Cet outil permet de prioriser rapidement des choix existants. Par exemple si, à l’issue d’un tour de table ou d’une séance de métaplan, plusieurs thèmes de travail ont été listés par les participants, il est possible de les classer rapidement par ordre de priorité.

Le procédé est le suivant :

  • Les thèmes sont présentés sur un tableau de papier, ou sur des feuilles séparées disposées au mur.
  • L’animateur donne aux participants un même nombre de gommettes de couleur (matériel facilement disponible en papeterie). Chaque participant peut recevoir par exemple six gommettes.
  • L’animateur propose aux participants de se lever et de coller des gommettes en face des thèmes de travail énoncés, en fonction de leur importance ou priorité. Chaque participant peut attribuer trois gommettes au sujet qu’il estime prioritaire, deux au second et une au troisième.
  • Les gommettes sont comptées et un classement des thèmes est ainsi opéré.
    La méthode est rapide et le résultat rarement contesté. Il peut être judicieux de faire précéder le vote par un tour de table qui permet à ceux qui le souhaitent d’exprimer des critères de choix, tout en laissant ensuite aux participants leur liberté de décision.

Le vote couleur

Cette méthode ne permet pas de hiérarchiser mais d’évaluer par exemple une proposition et éventuellement de l’améliorer. L’animateur distribue aux participants des carrés de papier de couleur qui exprimeront leur opinion face à une proposition précédemment élaborée en concertation et soumise au vote. Par exemple :

  • Vert pour exprimer un accord
  • Rouge pour exprimer un désaccord radical (un veto)
  • Jaune pour exprimer un désaccord relatif, une opinion mitigée.
  • Blanc pour signaler l’absence d’opinion.

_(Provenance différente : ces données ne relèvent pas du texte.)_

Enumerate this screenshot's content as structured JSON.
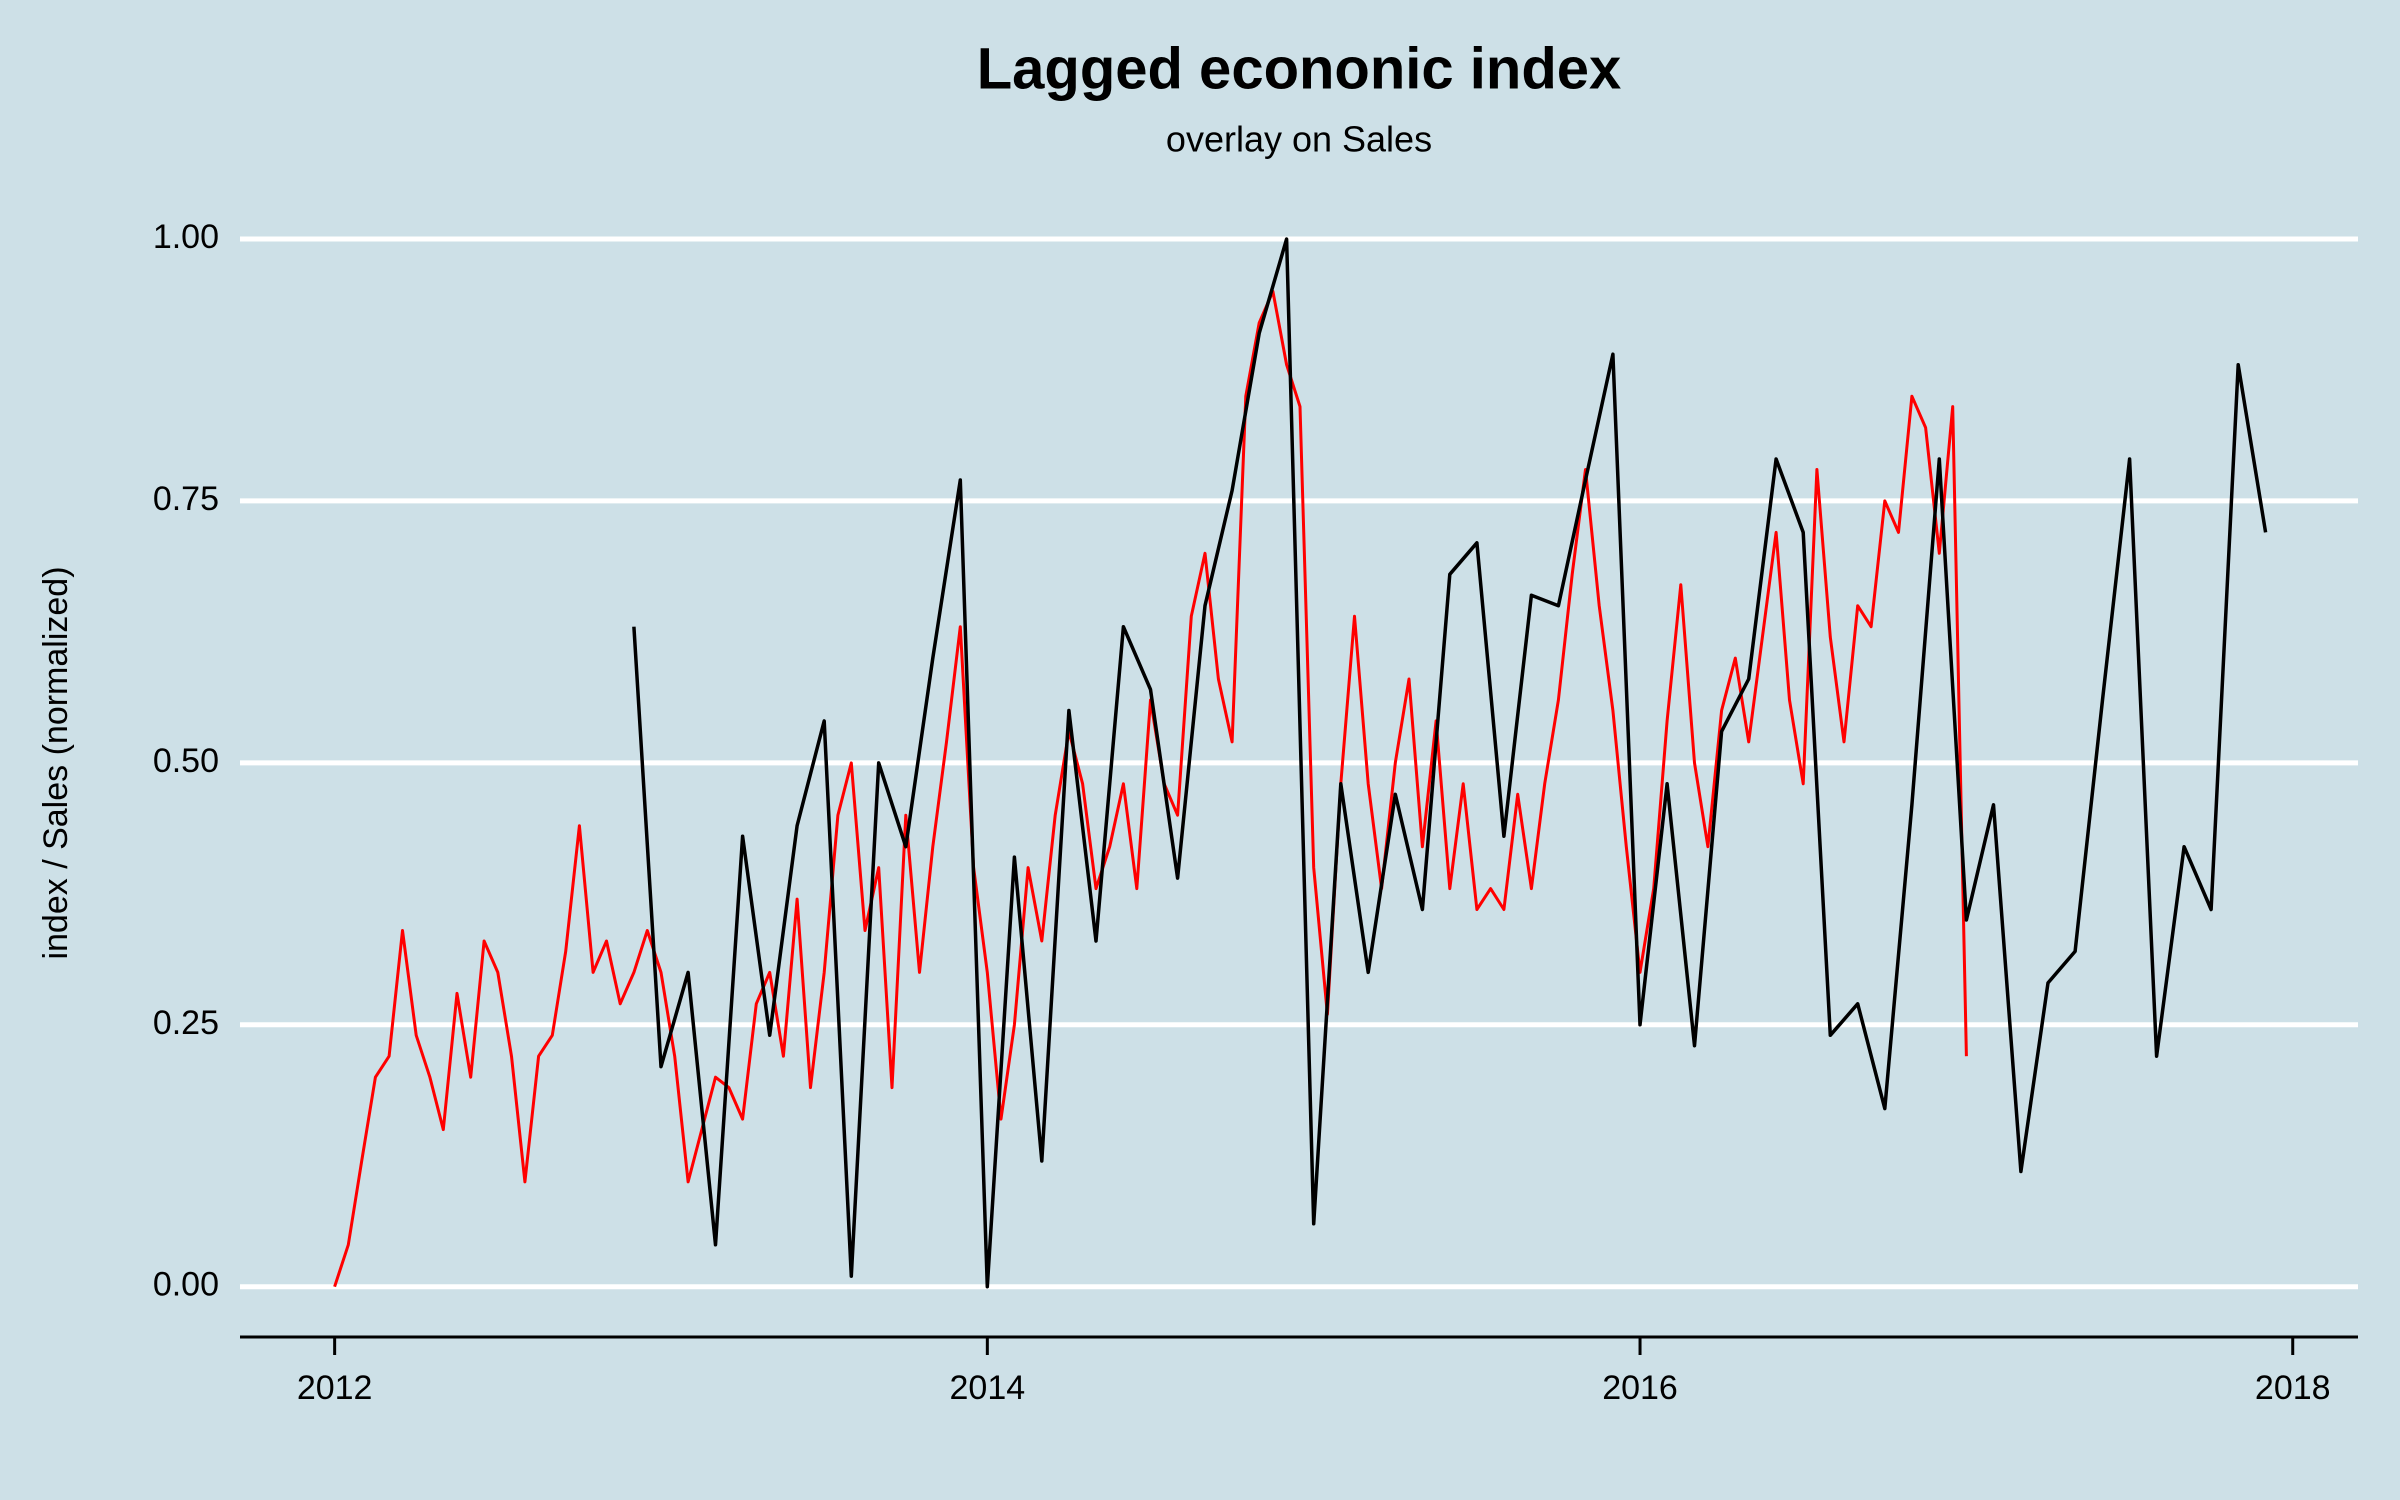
{
  "chart_data": {
    "type": "line",
    "title": "Lagged econonic index",
    "subtitle": "overlay on Sales",
    "y_label": "index / Sales (normalized)",
    "xlim": [
      2011.71,
      2018.2
    ],
    "xticks": [
      2012,
      2014,
      2016,
      2018
    ],
    "ylim": [
      -0.048,
      1.0
    ],
    "yticks": [
      {
        "value": 0,
        "label": "0.00"
      },
      {
        "value": 0.25,
        "label": "0.25"
      },
      {
        "value": 0.5,
        "label": "0.50"
      },
      {
        "value": 0.75,
        "label": "0.75"
      },
      {
        "value": 1,
        "label": "1.00"
      }
    ],
    "grid": true,
    "series": [
      {
        "color": "#ff0000",
        "x": [
          2012,
          2012.042,
          2012.083,
          2012.125,
          2012.167,
          2012.208,
          2012.25,
          2012.292,
          2012.333,
          2012.375,
          2012.417,
          2012.458,
          2012.5,
          2012.542,
          2012.583,
          2012.625,
          2012.667,
          2012.708,
          2012.75,
          2012.792,
          2012.833,
          2012.875,
          2012.917,
          2012.958,
          2013,
          2013.042,
          2013.083,
          2013.125,
          2013.167,
          2013.208,
          2013.25,
          2013.292,
          2013.333,
          2013.375,
          2013.417,
          2013.458,
          2013.5,
          2013.542,
          2013.583,
          2013.625,
          2013.667,
          2013.708,
          2013.75,
          2013.792,
          2013.833,
          2013.875,
          2013.917,
          2013.958,
          2014,
          2014.042,
          2014.083,
          2014.125,
          2014.167,
          2014.208,
          2014.25,
          2014.292,
          2014.333,
          2014.375,
          2014.417,
          2014.458,
          2014.5,
          2014.542,
          2014.583,
          2014.625,
          2014.667,
          2014.708,
          2014.75,
          2014.792,
          2014.833,
          2014.875,
          2014.917,
          2014.958,
          2015,
          2015.042,
          2015.083,
          2015.125,
          2015.167,
          2015.208,
          2015.25,
          2015.292,
          2015.333,
          2015.375,
          2015.417,
          2015.458,
          2015.5,
          2015.542,
          2015.583,
          2015.625,
          2015.667,
          2015.708,
          2015.75,
          2015.792,
          2015.833,
          2015.875,
          2015.917,
          2015.958,
          2016,
          2016.042,
          2016.083,
          2016.125,
          2016.167,
          2016.208,
          2016.25,
          2016.292,
          2016.333,
          2016.375,
          2016.417,
          2016.458,
          2016.5,
          2016.542,
          2016.583,
          2016.625,
          2016.667,
          2016.708,
          2016.75,
          2016.792,
          2016.833,
          2016.875,
          2016.917,
          2016.958,
          2017
        ],
        "values": [
          0.0,
          0.04,
          0.12,
          0.2,
          0.22,
          0.34,
          0.24,
          0.2,
          0.15,
          0.28,
          0.2,
          0.33,
          0.3,
          0.22,
          0.1,
          0.22,
          0.24,
          0.32,
          0.44,
          0.3,
          0.33,
          0.27,
          0.3,
          0.34,
          0.3,
          0.22,
          0.1,
          0.15,
          0.2,
          0.19,
          0.16,
          0.27,
          0.3,
          0.22,
          0.37,
          0.19,
          0.3,
          0.45,
          0.5,
          0.34,
          0.4,
          0.19,
          0.45,
          0.3,
          0.42,
          0.52,
          0.63,
          0.4,
          0.3,
          0.16,
          0.25,
          0.4,
          0.33,
          0.45,
          0.53,
          0.48,
          0.38,
          0.42,
          0.48,
          0.38,
          0.56,
          0.48,
          0.45,
          0.64,
          0.7,
          0.58,
          0.52,
          0.85,
          0.92,
          0.95,
          0.88,
          0.84,
          0.4,
          0.26,
          0.48,
          0.64,
          0.48,
          0.38,
          0.5,
          0.58,
          0.42,
          0.54,
          0.38,
          0.48,
          0.36,
          0.38,
          0.36,
          0.47,
          0.38,
          0.48,
          0.56,
          0.68,
          0.78,
          0.65,
          0.55,
          0.42,
          0.3,
          0.38,
          0.54,
          0.67,
          0.5,
          0.42,
          0.55,
          0.6,
          0.52,
          0.62,
          0.72,
          0.56,
          0.48,
          0.78,
          0.62,
          0.52,
          0.65,
          0.63,
          0.75,
          0.72,
          0.85,
          0.82,
          0.7,
          0.84,
          0.22
        ]
      },
      {
        "color": "#000000",
        "x": [
          2012.917,
          2013,
          2013.083,
          2013.167,
          2013.25,
          2013.333,
          2013.417,
          2013.5,
          2013.583,
          2013.667,
          2013.75,
          2013.833,
          2013.917,
          2014,
          2014.083,
          2014.167,
          2014.25,
          2014.333,
          2014.417,
          2014.5,
          2014.583,
          2014.667,
          2014.75,
          2014.833,
          2014.917,
          2015,
          2015.083,
          2015.167,
          2015.25,
          2015.333,
          2015.417,
          2015.5,
          2015.583,
          2015.667,
          2015.75,
          2015.833,
          2015.917,
          2016,
          2016.083,
          2016.167,
          2016.25,
          2016.333,
          2016.417,
          2016.5,
          2016.583,
          2016.667,
          2016.75,
          2016.833,
          2016.917,
          2017,
          2017.083,
          2017.167,
          2017.25,
          2017.333,
          2017.417,
          2017.5,
          2017.583,
          2017.667,
          2017.75,
          2017.833,
          2017.917
        ],
        "values": [
          0.63,
          0.21,
          0.3,
          0.04,
          0.43,
          0.24,
          0.44,
          0.54,
          0.01,
          0.5,
          0.42,
          0.6,
          0.77,
          0.0,
          0.41,
          0.12,
          0.55,
          0.33,
          0.63,
          0.57,
          0.39,
          0.65,
          0.76,
          0.91,
          1.0,
          0.06,
          0.48,
          0.3,
          0.47,
          0.36,
          0.68,
          0.71,
          0.43,
          0.66,
          0.65,
          0.77,
          0.89,
          0.25,
          0.48,
          0.23,
          0.53,
          0.58,
          0.79,
          0.72,
          0.24,
          0.27,
          0.17,
          0.46,
          0.79,
          0.35,
          0.46,
          0.11,
          0.29,
          0.32,
          0.56,
          0.79,
          0.22,
          0.42,
          0.36,
          0.88,
          0.72
        ]
      }
    ]
  }
}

Les personnes ayant exprimé un vote rouge peuvent être invitées à proposer un amendement à la proposition qui leur est soumise, puis un nouveau vote est effectué immédiatement et sans débat. En fonction du nombre de votes alors exprimés, on maintient l’amendement, on en propose un autre ou on revient à la proposition précédente. Par essais successifs, on peut ainsi tester plusieurs formulations pour une proposition.

Il doit être clair pour les participants que l’objectif est de parvenir à des votes très majoritairement verts, que quelques votes jaunes ou blancs peuvent éventuellement subsister, et si possible aucun vote rouge.